В сорок седьмом году дядюшка Ян познакомился с новым начальством. Начальство называлось домоуправлением и явилось в лице самого управдома - высокого лысоватого мужчины со впалыми щеками и без правой руки. Он ловко и уверенно орудовал левой, что-то записывая в толстой тетради, которая не падала только чудом, удерживаемая, помимо чуда, обрубком правой; наполовину пустой рукав пиджака был засунут в карман и пристегнут английской булавкой.
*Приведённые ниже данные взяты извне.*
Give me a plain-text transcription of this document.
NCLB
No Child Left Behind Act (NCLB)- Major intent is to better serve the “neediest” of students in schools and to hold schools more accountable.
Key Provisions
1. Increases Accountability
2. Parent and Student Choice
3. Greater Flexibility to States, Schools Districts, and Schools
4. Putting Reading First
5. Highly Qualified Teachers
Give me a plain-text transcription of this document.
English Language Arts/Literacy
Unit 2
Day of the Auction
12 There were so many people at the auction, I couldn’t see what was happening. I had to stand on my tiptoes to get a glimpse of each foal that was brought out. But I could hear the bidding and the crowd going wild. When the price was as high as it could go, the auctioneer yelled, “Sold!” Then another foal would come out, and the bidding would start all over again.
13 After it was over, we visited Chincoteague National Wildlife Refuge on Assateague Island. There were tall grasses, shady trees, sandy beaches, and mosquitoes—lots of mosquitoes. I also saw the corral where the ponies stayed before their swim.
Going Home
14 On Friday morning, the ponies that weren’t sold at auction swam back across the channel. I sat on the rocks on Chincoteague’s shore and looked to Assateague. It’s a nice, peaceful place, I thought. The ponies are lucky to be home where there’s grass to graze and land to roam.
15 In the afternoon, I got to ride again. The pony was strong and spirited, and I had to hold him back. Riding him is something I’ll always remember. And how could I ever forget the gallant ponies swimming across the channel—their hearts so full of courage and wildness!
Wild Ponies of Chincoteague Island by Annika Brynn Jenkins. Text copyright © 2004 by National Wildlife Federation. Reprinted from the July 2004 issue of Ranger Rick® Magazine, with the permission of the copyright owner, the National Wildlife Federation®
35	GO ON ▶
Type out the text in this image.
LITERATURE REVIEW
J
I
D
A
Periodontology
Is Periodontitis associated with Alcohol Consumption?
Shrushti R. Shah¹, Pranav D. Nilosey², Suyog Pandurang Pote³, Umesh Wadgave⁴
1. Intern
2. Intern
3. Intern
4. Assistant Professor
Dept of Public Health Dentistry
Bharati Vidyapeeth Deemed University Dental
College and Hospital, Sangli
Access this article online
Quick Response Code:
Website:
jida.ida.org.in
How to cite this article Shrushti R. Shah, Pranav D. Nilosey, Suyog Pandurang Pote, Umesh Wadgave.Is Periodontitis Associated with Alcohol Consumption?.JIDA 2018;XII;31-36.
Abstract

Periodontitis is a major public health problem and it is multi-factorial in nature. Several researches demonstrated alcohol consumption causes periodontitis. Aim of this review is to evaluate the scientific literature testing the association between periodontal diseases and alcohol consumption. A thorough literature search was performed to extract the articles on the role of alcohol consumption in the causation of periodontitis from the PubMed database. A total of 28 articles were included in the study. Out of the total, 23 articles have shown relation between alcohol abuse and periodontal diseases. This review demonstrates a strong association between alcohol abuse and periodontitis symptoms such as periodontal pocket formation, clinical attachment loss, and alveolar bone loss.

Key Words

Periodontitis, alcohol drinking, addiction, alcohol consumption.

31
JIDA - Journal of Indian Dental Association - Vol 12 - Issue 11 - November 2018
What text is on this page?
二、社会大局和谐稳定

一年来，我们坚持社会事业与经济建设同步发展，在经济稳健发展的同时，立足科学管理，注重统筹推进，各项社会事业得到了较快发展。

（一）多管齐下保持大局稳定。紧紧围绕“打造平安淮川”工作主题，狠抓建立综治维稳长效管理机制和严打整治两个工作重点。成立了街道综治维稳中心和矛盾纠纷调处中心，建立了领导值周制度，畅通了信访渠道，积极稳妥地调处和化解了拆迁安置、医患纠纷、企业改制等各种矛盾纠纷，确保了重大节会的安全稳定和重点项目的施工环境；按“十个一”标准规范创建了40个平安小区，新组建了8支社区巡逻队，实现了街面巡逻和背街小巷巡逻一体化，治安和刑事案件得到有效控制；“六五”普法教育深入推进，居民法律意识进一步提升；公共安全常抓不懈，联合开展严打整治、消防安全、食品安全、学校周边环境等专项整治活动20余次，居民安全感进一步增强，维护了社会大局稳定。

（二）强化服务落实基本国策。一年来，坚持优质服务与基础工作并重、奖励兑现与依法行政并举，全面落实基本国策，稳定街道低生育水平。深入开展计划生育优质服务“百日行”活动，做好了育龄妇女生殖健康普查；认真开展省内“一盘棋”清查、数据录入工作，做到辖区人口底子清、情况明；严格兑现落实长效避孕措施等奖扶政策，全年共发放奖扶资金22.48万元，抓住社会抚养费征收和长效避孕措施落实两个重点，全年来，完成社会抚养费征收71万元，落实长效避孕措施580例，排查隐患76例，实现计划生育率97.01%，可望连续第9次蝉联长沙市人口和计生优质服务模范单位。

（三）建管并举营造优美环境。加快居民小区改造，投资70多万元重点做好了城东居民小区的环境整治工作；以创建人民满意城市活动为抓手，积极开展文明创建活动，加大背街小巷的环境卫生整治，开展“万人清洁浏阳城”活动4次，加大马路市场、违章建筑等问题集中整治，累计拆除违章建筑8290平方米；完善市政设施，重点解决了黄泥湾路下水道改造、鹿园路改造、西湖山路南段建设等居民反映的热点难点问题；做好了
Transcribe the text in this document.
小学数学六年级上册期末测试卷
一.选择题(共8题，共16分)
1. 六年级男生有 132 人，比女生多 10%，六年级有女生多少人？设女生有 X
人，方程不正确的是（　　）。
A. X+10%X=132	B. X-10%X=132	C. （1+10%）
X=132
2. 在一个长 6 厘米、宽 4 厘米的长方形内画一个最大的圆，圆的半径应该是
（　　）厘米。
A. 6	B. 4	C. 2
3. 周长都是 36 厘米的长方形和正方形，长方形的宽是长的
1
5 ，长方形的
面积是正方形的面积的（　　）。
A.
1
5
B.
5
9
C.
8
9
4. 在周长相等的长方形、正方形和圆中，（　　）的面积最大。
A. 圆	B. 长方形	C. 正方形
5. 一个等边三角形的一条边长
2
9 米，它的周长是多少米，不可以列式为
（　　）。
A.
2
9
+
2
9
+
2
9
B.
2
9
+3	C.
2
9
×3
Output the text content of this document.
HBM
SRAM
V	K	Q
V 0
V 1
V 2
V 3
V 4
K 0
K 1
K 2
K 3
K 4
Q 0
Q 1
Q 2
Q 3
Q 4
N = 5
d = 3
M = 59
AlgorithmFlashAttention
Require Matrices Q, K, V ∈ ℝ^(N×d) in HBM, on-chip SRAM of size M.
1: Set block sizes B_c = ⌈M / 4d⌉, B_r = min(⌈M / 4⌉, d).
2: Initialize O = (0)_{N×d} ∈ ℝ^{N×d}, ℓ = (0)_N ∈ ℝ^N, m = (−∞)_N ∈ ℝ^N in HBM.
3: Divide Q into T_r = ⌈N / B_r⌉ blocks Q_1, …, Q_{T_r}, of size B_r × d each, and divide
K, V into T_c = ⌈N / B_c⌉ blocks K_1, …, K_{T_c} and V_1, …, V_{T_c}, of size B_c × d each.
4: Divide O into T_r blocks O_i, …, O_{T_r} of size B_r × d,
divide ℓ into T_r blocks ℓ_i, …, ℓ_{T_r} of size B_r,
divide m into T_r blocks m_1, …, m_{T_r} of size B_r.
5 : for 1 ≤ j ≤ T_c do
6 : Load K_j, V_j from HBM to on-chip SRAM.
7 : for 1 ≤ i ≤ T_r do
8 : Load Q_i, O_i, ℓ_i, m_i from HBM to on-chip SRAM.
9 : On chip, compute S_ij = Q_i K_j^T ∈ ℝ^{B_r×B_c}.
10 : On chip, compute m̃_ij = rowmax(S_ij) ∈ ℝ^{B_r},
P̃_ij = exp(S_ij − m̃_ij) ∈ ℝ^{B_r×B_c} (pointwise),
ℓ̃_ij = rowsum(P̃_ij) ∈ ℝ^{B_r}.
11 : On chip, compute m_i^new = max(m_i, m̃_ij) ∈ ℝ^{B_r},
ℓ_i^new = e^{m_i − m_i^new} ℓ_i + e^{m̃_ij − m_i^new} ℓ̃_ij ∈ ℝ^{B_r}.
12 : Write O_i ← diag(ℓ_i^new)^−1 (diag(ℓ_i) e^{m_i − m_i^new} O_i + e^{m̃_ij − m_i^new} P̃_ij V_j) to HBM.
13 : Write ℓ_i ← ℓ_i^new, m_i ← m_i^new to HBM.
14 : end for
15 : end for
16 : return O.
Управдом пришел не один. Его сопровождала статная женщина лет сорока, с портфелем и в пиджаке наподобие мужского, но нет, не мужском: очень уж рельефно он обхватывал ее щедрые формы, бугрясь где положено. Из-под юбки виднелись крутые икры. Голова выглядела несоразмерно маленькой, зато ее украшали косы, уложенные "корзиночкой" на затылке.
- Это товарищ Доброхотова, из исполкома, - уважительно произнес управдом, и дворник понял: начальство.
Женщина критически посмотрела на зеркало, но поправила на лацкане значок и пригладила волосы; подняла взгляд на доску с фамилиями и недовольно сощурилась. Не меняя выражения, взглянула на Лайму; озабоченно отогнула рукав, посмотрела на часы, потом повернулась к управдому:
- У меня в горкоме планерка в четырнадцать ноль-ноль. Давайте посмотрим в отношении жилплощади.
Дворник взял ключи, и все трое пошли наверх. Тетушка Лайма осталась стоять в легком оцепенении от непонятных слов женщины, прищуренных глаз и чуть поджатого рта.
По мере того как дворник отпирал одну необитаемую квартиру за другой, недовольный прищур исчез, рот не то чтобы улыбнулся, но помягчел, а в бумаге, извлеченной из портфеля, товарищ Доброхотова что-то отмечала карандашом.